We could hold up one finger for John Diefenbaker. He appointed Canada’s first Indigenous senator and first female cabinet minister. We might pantomime wiping away tears of shame for Stephen Harper since he was the first prime minister to officially apologize to Indigenous Canadians for the harms of residential schools. Could we act out putting on a mask for Justin Trudeau since his leadership during COVID-19 resulted in our country having the second lowest death rate in the world from the disease?
After the children in the classroom I observed had learned the prime minister’s names and some of their accomplishments the teacher brainstormed with them for questions they would like answered about the role a prime minister plays. I wrote down their ideas.
What makes a good prime minister? Have some prime ministers made mistakes? Why have most of Canada’s prime ministers been old white men? Why are some people prime minister for a long time and others just a short time? How old do you need to be if you want to be prime minister? What does a prime minister do anyway? Do you have to be rich to be the prime minister? What makes a prime minister popular? How does a prime minister make new and better laws for Canada? What does a prime minister do when they aren’t the prime minister anymore?

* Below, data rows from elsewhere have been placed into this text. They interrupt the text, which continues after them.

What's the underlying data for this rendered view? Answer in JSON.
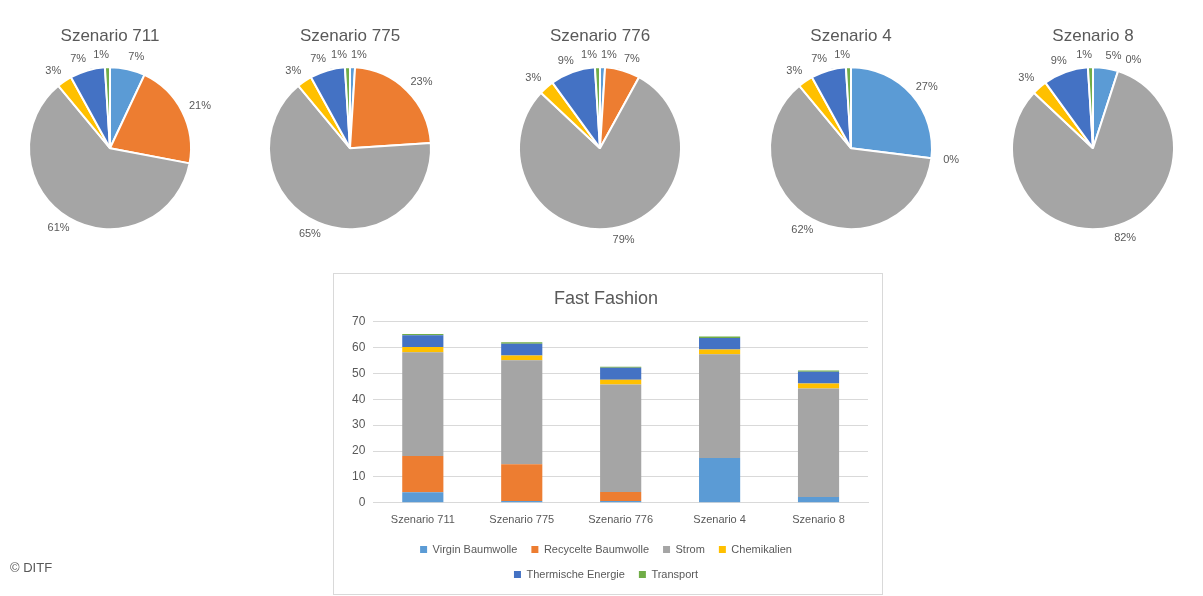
{
  "chart_data": [
    {
      "type": "pie",
      "title": "Szenario 711",
      "categories": [
        null,
        null,
        null,
        null,
        null,
        null
      ],
      "values": [
        7,
        21,
        61,
        3,
        7,
        1
      ],
      "value_labels": [
        "7%",
        "21%",
        "61%",
        "3%",
        "7%",
        "1%"
      ],
      "colors": [
        "#5b9bd5",
        "#ed7d31",
        "#a5a5a5",
        "#ffc000",
        "#4472c4",
        "#70ad47"
      ]
    },
    {
      "type": "pie",
      "title": "Szenario 775",
      "categories": [
        null,
        null,
        null,
        null,
        null,
        null
      ],
      "values": [
        1,
        23,
        65,
        3,
        7,
        1
      ],
      "value_labels": [
        "1%",
        "23%",
        "65%",
        "3%",
        "7%",
        "1%"
      ],
      "colors": [
        "#5b9bd5",
        "#ed7d31",
        "#a5a5a5",
        "#ffc000",
        "#4472c4",
        "#70ad47"
      ]
    },
    {
      "type": "pie",
      "title": "Szenario 776",
      "categories": [
        null,
        null,
        null,
        null,
        null,
        null
      ],
      "values": [
        1,
        7,
        79,
        3,
        9,
        1
      ],
      "value_labels": [
        "1%",
        "7%",
        "79%",
        "3%",
        "9%",
        "1%"
      ],
      "colors": [
        "#5b9bd5",
        "#ed7d31",
        "#a5a5a5",
        "#ffc000",
        "#4472c4",
        "#70ad47"
      ]
    },
    {
      "type": "pie",
      "title": "Szenario 4",
      "categories": [
        null,
        null,
        null,
        null,
        null,
        null
      ],
      "values": [
        27,
        0,
        62,
        3,
        7,
        1
      ],
      "value_labels": [
        "27%",
        "0%",
        "62%",
        "3%",
        "7%",
        "1%"
      ],
      "colors": [
        "#5b9bd5",
        "#ed7d31",
        "#a5a5a5",
        "#ffc000",
        "#4472c4",
        "#70ad47"
      ]
    },
    {
      "type": "pie",
      "title": "Szenario 8",
      "categories": [
        null,
        null,
        null,
        null,
        null,
        null
      ],
      "values": [
        5,
        0,
        82,
        3,
        9,
        1
      ],
      "value_labels": [
        "5%",
        "0%",
        "82%",
        "3%",
        "9%",
        "1%"
      ],
      "colors": [
        "#5b9bd5",
        "#ed7d31",
        "#a5a5a5",
        "#ffc000",
        "#4472c4",
        "#70ad47"
      ]
    },
    {
      "type": "bar",
      "title": "Fast Fashion",
      "categories": [
        "Szenario 711",
        "Szenario 775",
        "Szenario 776",
        "Szenario 4",
        "Szenario 8"
      ],
      "stacked": true,
      "series": [
        {
          "name": "Virgin Baumwolle",
          "color": "#5b9bd5",
          "values": [
            4.1,
            0.7,
            0.7,
            17.3,
            2.2
          ]
        },
        {
          "name": "Recycelte Baumwolle",
          "color": "#ed7d31",
          "values": [
            14,
            14.2,
            3.5,
            0,
            0
          ]
        },
        {
          "name": "Strom",
          "color": "#a5a5a5",
          "values": [
            40.1,
            40.2,
            41.5,
            40.1,
            42
          ]
        },
        {
          "name": "Chemikalien",
          "color": "#ffc000",
          "values": [
            2,
            1.8,
            1.8,
            1.8,
            1.9
          ]
        },
        {
          "name": "Thermische Energie",
          "color": "#4472c4",
          "values": [
            4.5,
            4.5,
            4.7,
            4.5,
            4.5
          ]
        },
        {
          "name": "Transport",
          "color": "#70ad47",
          "values": [
            0.5,
            0.6,
            0.4,
            0.5,
            0.5
          ]
        }
      ],
      "ylim": [
        0,
        70
      ],
      "yticks": [
        0,
        10,
        20,
        30,
        40,
        50,
        60,
        70
      ],
      "grid": "y",
      "legend": "bottom",
      "annotations": [
        "© DITF"
      ]
    }
  ]
}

As we head into a federal election I think we can learn some lessons from the elementary school students I observed. They looked for the positives in each prime minister. Could we try to focus primarily on the specific positives each electoral candidate running might bring to our families, our riding, or to the country instead of continually harping on negative things about them?
And rather than blindly accepting whatever partisan newsfeeds have to say about the various candidates could we ask critical questions like those discerning fifth graders did?
During the upcoming election political candidates across the country might consider asking kids for their observations, opinions and questions. Children often provide a unique and insightful perspective on things.